When I save file it takes more time and output file has very large in
size.what is the optimized way to multiply two large files and save the
output to a text file ?

Re: Optimized way to multiply two large matrices and save output using Spark and Scala

Posted by Burak Yavuz <br...@gmail.com>.
BlockMatrix.multiply is the suggested method of multiplying two large
matrices. Is there a reason that you didn't use BlockMatrices?

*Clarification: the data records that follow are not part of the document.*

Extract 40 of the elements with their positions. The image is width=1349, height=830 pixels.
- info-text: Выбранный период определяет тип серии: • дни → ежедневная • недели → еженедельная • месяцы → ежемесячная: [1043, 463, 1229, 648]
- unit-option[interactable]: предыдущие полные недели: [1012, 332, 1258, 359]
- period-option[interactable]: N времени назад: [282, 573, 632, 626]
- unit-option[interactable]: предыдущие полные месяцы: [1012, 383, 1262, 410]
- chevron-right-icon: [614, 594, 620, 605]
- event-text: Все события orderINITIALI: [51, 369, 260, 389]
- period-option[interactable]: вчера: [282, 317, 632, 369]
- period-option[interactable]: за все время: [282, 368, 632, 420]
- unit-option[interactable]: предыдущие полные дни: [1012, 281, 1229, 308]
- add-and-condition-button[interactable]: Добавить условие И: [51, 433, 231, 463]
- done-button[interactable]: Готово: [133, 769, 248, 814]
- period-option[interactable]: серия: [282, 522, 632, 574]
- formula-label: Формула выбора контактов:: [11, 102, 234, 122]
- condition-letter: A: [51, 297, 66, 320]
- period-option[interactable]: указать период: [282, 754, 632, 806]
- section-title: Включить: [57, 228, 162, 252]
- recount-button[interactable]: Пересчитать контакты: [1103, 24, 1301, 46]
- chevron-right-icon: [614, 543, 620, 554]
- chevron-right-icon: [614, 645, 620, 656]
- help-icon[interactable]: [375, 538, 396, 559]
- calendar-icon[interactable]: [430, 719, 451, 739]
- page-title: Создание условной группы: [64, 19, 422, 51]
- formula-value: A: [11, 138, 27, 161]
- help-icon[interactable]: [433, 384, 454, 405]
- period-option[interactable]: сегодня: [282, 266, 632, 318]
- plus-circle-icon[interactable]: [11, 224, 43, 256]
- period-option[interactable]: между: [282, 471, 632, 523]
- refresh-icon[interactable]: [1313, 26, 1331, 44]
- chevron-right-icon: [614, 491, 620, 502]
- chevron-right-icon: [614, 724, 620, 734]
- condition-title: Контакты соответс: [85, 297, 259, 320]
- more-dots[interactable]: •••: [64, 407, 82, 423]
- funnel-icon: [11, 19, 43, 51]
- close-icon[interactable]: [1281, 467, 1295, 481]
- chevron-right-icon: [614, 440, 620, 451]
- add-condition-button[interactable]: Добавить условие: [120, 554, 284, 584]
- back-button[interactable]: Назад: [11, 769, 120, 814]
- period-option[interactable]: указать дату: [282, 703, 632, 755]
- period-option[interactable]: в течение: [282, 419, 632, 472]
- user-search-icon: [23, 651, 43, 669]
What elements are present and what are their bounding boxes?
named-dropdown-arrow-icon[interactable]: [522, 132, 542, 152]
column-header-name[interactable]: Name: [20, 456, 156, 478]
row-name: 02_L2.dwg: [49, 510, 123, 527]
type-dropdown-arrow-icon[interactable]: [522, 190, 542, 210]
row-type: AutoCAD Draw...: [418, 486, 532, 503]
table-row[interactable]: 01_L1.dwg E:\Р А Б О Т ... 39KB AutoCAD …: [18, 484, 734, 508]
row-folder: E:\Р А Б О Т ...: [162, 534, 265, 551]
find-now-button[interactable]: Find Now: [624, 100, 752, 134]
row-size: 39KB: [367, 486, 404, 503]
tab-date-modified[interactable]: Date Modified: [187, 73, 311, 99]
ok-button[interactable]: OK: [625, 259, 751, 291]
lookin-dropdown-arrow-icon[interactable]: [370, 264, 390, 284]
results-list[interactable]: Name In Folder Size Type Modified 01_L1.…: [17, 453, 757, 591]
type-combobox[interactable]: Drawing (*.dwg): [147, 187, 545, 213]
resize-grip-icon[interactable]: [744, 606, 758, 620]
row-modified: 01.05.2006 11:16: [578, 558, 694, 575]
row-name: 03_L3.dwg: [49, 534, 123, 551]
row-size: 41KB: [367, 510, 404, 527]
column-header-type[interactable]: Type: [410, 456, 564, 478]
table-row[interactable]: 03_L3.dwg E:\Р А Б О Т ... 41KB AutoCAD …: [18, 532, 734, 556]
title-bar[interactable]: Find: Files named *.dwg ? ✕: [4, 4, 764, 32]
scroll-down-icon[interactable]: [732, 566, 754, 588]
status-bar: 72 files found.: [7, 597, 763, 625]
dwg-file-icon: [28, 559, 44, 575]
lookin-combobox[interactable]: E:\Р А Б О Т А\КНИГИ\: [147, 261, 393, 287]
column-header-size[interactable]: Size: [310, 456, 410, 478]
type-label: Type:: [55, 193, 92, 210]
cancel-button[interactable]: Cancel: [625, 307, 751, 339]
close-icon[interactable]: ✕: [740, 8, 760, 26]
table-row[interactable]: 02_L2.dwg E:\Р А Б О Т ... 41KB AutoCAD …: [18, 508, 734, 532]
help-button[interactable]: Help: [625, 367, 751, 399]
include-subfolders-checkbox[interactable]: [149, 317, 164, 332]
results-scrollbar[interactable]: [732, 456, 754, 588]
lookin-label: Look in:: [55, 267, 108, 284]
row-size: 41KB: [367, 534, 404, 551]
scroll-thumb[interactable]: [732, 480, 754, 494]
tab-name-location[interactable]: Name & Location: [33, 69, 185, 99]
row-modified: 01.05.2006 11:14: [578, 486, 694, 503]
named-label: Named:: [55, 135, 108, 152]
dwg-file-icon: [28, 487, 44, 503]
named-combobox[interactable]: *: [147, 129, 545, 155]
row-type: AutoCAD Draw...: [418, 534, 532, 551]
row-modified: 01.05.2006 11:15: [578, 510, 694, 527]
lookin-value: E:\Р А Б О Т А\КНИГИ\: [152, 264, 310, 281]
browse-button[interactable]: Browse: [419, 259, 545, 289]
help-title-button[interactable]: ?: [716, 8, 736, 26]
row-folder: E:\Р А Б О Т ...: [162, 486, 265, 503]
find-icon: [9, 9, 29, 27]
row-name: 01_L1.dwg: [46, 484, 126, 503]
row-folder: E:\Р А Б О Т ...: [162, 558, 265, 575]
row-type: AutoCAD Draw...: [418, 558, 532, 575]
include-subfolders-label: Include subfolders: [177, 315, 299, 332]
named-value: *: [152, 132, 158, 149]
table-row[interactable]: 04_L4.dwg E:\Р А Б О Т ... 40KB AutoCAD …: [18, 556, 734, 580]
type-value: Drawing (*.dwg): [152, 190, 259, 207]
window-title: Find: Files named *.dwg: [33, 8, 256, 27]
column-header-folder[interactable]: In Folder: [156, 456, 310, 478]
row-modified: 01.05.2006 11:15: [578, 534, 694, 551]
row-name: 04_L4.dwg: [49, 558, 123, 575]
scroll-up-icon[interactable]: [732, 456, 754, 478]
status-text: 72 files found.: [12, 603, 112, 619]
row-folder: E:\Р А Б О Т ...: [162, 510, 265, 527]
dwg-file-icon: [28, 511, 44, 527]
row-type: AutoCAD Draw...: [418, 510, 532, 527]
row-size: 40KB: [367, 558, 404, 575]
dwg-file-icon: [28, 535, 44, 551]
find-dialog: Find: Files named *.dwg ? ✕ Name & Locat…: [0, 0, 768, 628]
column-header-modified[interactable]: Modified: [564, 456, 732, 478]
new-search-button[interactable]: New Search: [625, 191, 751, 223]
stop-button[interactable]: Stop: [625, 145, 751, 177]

You can load the matrices and convert to and from RowMatrix. If it's in
sparse format (i, j, v), then you can also use the CoordinateMatrix to
load, BlockMatrix to multiply, and CoordinateMatrix to save it back again.

Thanks,
Burak

On Wed, Jan 13, 2016 at 8:16 PM, Devi P.V <de...@gmail.com> wrote:

> I want to multiply two large matrices (from csv files)using Spark and
> Scala and save output.I use the following code
>
>   val rows=file1.coalesce(1,false).map(x=>{
>       val line=x.split(delimiter).map(_.toDouble)
>       Vectors.sparse(line.length,
>         line.zipWithIndex.map(e => (e._2, e._1)).filter(_._2 != 0.0))
>
>     })
>
>     val rmat = new RowMatrix(rows)
>
>     val dm=file2.coalesce(1,false).map(x=>{
>       val line=x.split(delimiter).map(_.toDouble)
>       Vectors.dense(line)
>     })
>
>     val ma = dm.map(_.toArray).take(dm.count.toInt)
>     val localMat = Matrices.dense( dm.count.toInt,
>       dm.take(1)(0).size,
>
>       transpose(ma).flatten)
>
>     // Multiply two matrices
>     val s=rmat.multiply(localMat).rows
>
>     s.map(x=>x.toArray.mkString(delimiter)).saveAsTextFile(OutputPath)
>
>   }
>
>   def transpose(m: Array[Array[Double]]): Array[Array[Double]] = {
>     (for {
>       c <- m(0).indices
>     } yield m.map(_(c)) ).toArray
>   }
>
> When I save file it takes more time and output file has very large in
> size.what is the optimized way to multiply two large files and save the
> output to a text file ?
>